Il B., dunque, non ha detto di avere visto la S. inciampare nella buca presente su via Fascilla e rovinare conseguentemente al suolo, ma ha detto soltanto di avere visto la signora quando costei era già in terra.
In assenza di ulteriori e più concreti elementi, quindi, la deposizione del B. non comprova affatto che la caduta della S. fu ‘determinata’ da una buca presente sul manto stradale (così come allegato nell’atto di citazione e ribadito dagli attori anche nelle successive difese), essendo del tutto evidente come non possa affatto escludersi l’eventualità che la S. cadde per altra ragione (del tutto indipendente dallo stato della strada pubblica) e finì nella buca descritta dal teste solo per effetto del dinamismo della caduta.
IV.C.4. Si potrebbe in senso contrario affermare che l’ulteriore circostanza riferita dal teste, il quale ha detto di avere notato che la S. aveva una gamba in una “buca” di “40 cm di diametro” e “profonda circa 25-30 cm”, comproverebbe senza dubbio alcuno che a provocare la caduta della S. fu proprio la predetta buca.
L’assunto, tuttavia, non appare convincente, per almeno due ordini di ragioni.
IV.C.4.a. In primo luogo perché s’è già detto che il B. non vide affatto come e perché la S. cadde, sicché affermare che proprio la predetta buca fu la causa della caduta della S. costituisce il risultato di una mera supposizione (operata ex post) e non una ‘oggettiva circostanza di fatto’ comprovata dalla deposizione del teste.
IV.C.4.b. In secondo luogo (soprattutto) perché le risultanze processuali documentali portano a dubitare della reale esistenza della buca de qua e dunque della stessa attendibilità del teste B..

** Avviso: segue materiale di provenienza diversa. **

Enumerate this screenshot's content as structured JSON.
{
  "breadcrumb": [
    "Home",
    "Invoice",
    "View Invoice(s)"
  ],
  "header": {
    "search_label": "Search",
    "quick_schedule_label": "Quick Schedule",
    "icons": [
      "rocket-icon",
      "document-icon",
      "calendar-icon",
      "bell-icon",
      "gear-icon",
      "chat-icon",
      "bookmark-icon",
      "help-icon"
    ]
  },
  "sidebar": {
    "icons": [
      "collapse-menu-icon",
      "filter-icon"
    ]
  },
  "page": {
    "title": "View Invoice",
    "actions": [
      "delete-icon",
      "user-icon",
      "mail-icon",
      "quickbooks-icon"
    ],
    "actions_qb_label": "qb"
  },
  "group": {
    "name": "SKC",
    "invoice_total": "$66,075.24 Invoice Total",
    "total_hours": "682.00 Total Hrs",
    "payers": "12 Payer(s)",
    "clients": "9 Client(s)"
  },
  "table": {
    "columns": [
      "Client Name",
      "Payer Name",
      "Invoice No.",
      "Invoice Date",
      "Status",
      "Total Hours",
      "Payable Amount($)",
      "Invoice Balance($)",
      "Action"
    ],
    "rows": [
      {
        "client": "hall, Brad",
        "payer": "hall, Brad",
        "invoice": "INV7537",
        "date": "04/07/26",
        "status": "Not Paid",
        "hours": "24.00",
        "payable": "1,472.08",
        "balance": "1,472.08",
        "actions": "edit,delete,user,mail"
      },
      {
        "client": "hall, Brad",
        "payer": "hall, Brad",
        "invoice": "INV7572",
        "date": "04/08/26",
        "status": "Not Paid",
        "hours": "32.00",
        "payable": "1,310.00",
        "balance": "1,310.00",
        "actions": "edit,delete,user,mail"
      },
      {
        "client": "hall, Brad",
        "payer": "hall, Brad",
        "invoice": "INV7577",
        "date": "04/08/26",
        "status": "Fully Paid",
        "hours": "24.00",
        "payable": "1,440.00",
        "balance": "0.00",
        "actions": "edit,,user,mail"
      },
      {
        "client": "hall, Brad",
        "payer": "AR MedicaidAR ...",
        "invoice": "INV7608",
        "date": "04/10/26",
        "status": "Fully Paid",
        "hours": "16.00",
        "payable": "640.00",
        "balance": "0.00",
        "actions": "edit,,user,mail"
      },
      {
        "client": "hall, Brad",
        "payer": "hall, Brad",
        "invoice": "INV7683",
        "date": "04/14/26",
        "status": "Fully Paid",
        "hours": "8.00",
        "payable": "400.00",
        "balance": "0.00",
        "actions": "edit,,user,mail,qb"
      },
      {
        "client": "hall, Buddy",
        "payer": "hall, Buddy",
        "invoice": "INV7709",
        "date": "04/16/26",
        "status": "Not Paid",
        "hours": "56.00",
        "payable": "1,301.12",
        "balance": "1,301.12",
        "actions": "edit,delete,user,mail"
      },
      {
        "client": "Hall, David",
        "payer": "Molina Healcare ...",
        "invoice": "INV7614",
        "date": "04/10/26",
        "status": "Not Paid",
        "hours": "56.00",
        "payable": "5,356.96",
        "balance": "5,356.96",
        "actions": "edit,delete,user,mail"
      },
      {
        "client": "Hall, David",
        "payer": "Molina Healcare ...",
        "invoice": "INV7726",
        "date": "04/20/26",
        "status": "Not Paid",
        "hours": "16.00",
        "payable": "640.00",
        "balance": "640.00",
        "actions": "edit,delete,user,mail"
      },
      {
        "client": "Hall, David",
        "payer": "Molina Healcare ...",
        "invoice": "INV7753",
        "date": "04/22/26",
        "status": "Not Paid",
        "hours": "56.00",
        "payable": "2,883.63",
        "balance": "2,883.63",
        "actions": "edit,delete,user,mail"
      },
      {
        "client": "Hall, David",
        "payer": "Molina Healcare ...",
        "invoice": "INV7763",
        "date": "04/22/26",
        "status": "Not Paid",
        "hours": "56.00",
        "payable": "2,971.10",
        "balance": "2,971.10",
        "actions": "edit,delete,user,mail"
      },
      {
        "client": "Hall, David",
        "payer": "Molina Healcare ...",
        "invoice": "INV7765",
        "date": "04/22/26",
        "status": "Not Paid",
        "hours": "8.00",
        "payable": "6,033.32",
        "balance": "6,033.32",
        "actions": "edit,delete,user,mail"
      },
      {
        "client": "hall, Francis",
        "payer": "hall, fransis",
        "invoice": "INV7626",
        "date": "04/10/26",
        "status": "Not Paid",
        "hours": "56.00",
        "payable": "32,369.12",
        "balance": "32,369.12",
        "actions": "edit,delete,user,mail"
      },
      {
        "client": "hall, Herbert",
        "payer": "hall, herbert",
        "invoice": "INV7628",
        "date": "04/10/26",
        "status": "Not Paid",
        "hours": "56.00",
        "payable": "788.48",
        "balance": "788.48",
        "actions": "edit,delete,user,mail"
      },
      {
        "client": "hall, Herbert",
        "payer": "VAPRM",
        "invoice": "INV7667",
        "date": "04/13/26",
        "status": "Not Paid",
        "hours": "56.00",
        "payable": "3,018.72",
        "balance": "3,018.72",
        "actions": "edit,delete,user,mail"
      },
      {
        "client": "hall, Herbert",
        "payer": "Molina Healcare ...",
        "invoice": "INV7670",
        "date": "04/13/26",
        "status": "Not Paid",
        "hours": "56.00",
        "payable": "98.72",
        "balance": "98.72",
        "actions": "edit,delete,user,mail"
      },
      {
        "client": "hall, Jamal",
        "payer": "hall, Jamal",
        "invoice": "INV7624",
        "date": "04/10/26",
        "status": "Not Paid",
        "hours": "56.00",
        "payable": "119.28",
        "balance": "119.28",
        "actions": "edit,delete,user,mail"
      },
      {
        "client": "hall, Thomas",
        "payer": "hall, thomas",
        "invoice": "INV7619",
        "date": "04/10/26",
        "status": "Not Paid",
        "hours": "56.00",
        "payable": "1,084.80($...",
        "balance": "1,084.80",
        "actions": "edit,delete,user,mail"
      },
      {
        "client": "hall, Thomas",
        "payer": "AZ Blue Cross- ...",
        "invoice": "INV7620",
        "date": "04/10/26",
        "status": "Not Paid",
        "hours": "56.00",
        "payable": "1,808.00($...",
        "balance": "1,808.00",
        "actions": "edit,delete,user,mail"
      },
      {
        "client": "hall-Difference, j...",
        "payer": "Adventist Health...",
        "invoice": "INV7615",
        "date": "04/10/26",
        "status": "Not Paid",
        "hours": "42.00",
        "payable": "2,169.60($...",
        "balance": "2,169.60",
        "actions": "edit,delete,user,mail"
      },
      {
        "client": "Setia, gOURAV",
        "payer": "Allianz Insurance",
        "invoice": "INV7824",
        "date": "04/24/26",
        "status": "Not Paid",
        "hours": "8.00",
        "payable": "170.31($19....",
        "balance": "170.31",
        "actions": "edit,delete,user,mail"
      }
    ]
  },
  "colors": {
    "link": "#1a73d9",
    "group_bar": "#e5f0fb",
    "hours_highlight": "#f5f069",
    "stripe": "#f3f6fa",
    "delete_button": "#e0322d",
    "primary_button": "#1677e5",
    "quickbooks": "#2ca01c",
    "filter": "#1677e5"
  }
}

Il B., come sopra evidenziato, ha dato una descrizione molto precisa della “buca” in questione, affermando che essa aveva un “diametro di 40 cm” ed era “profonda circa 25-30 cm” (a riprova di ciò, il teste ha precisato persino che la S. aveva una “gamba” – ma l’affermazione è stata poi rettificata, avendo il B. successivamente parlato di “piede e caviglia” – nella buca de qua).
Ebbene, a fronte di siffatta descrizione (in base alla quale dovrebbe ritenersi che sul manto stradale di via Fascilla vi fosse una vera e propria ‘fossa’), sarebbe stato ragionevole aspettarsi che il teste, esaminando la documentazione fotografica raffigurante lo stato dei luoghi all’epoca del fatto dannoso (documentazione prodotta da parte attrice sin dall’instaurazione del giudizio dinanzi al giudice di pace di *******), rilevasse ed indicasse con estrema facilità la buca in questione.
Sta di fatto, invece, che il teste, nell’esaminare le fotografie presenti nel fascicolo di parte attrice, ha testualmente dichiarato – nel contempo confermando che dette fotografie raffigurano proprio il luogo della caduta della S. – di “non riuscire ad individuare la buca … precedentemente descritta”: circostanza, questa, davvero singolare, avendo il teste specificato che la buca era “profonda 20-25 cm” e comunque di dimensioni tali che la gamba e/o il piede e la caviglia della S. erano entrati nella buca, sicché non può nemmeno astrattamente ipotizzarsi che il teste abbia inteso riferirsi alle semplici irregolarità del fondo stradale pure visibili nelle fotografie prodotte da parte attrice.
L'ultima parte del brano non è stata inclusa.